NEW DELHI: A few days ago, the world celebrated ‘Nutella Day’ (yes, it is actually a thing). As I woke up to my daily toast smeared with Nutella breakfast (hey, everyday is Nutella Day), I chanced upon a very unfortunate story.
Nutella angered a doting mother recently, when the company refused to print her daughter’s name as part of its personalised jars offer.
Nutella’s reason? The girl’s name is Isis.
Heather Taylor, from Illawarra, south of Sydney named her daughter Isis after the Egyptian Goddess, known in mythology for being an ideal mother and wife. In recent year, however, the name has come to be associated with the Islamic State of Iraq and Syria, often abbreviated to Isis (and also ISIL and Daesh).
The 43-year-old told the Sydney Morning Herald that she is “starting to get to the point where I don’t want to call her name out” as people link it to militants belonging to the Islamic State, also known as the acronym Isis.
Nutella confirmed that they were not printing Isis’ name on their jars, when Ms Taylor’s sister requested a personalised jar for her niece. According to the Sydney Morning Herald, the department store Myers told Ms Taylor that Nutella produced a protocol for acceptable names, with the chief executive of Nutella’s parent company Ferrero Australia also contacting her the next day to stand by the company’s decision.
“I’m really quite upset by this,” Ms Taylor told him (as quoted by The Independent). “You are actually making my daughter’s name dirty. You are choosing to refuse my daughter’s name in case the public refers to it negatively.”
Writing on her Facebook page, Taylor said that this was another reason that people stop referring to the group as Isis, joining a number of political leaders, scholars and representatives who prefer that the group be called Daesh, albeit for reasons different from Ms.
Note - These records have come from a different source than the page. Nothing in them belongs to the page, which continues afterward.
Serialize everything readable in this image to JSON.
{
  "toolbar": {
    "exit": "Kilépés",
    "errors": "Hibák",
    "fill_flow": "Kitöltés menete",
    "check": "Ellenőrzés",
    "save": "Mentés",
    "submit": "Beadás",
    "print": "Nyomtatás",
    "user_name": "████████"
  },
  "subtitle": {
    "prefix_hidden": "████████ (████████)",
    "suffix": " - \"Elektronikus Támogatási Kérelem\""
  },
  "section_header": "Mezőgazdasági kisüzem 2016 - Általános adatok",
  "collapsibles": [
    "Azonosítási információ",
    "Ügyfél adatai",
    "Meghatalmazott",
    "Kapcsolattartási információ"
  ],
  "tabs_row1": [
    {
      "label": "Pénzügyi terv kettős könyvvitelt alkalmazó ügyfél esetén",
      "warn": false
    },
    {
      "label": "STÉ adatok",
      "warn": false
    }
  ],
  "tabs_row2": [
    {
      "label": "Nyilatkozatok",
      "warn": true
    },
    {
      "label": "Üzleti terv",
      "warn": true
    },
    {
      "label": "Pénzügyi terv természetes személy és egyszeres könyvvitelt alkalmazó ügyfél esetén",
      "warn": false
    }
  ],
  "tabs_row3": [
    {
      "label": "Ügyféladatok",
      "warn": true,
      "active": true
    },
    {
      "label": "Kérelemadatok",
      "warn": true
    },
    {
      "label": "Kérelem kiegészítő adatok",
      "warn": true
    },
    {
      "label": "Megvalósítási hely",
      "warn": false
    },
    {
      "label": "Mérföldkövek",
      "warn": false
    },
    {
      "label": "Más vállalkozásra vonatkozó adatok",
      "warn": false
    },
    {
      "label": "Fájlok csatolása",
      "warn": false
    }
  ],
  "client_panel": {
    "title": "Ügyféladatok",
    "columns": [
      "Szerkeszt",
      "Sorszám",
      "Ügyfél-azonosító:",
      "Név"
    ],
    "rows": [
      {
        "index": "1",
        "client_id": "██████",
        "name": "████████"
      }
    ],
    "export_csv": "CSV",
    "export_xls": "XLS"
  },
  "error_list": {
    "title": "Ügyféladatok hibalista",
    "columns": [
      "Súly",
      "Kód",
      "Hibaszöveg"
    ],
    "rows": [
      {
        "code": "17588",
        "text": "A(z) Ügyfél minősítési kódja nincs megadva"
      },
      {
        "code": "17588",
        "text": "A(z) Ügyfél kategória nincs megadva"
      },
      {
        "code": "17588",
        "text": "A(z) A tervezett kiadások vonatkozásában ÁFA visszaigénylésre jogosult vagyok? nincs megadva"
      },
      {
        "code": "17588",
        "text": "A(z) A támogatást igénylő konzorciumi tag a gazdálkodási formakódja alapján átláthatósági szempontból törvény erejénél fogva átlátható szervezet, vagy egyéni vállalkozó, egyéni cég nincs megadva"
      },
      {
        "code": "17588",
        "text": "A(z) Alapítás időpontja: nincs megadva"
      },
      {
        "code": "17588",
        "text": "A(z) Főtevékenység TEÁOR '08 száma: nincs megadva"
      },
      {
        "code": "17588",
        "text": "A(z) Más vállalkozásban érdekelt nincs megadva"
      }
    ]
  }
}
Taylor’s.
However, this is not the first time the acronym for the group has caused name-sake controversy.
An example is Belgian chocolate maker ISIS, which made the badly-timed decision to change its name from Italo Suisse to ISIS in 2014. The Global Post reported that as the Islamic State began dominating international headlines, customers of the chocolate-making ISIS began going elsewhere for their sweet fix.
(ISIS chocolates)
The chocolate brand has had to change its name, again, choosing to go with Libeert after the company’s owners. "Exceptional circumstances (bad luck!) leads the company to change its name again,” ISIS marketing manager Desiree Libeert said in a statement, adding that “The negative connotations of recent events in the Middle East make the choice for ‘ISIS’ impossible to keep.”
Libeert told Reuters that "had we known there was a terrorist organization with the same name, we would have never chosen that.”
The Islamic State is not just spelling trouble for chocolates. It turns out that Isis, the pet Labrador featured in ITV television series ‘Downton Abbey’ got the boot because of his name.
(Isis, the Downton Abbey family pooch)
Viewers began making the connect between the dog and the terror group a few months ago, prompting a spokesperson for ITV to clarify that the name was a “coincidence.” “Isis has been the Crawleys’ family pet since series two (2011) and was named after the Egyptian goddess. At the time the dog was named, and up to and including the majority of filming of series five, no one was using that acronym to describe a terror group. It is an unfortunate coincidence,” a statement said.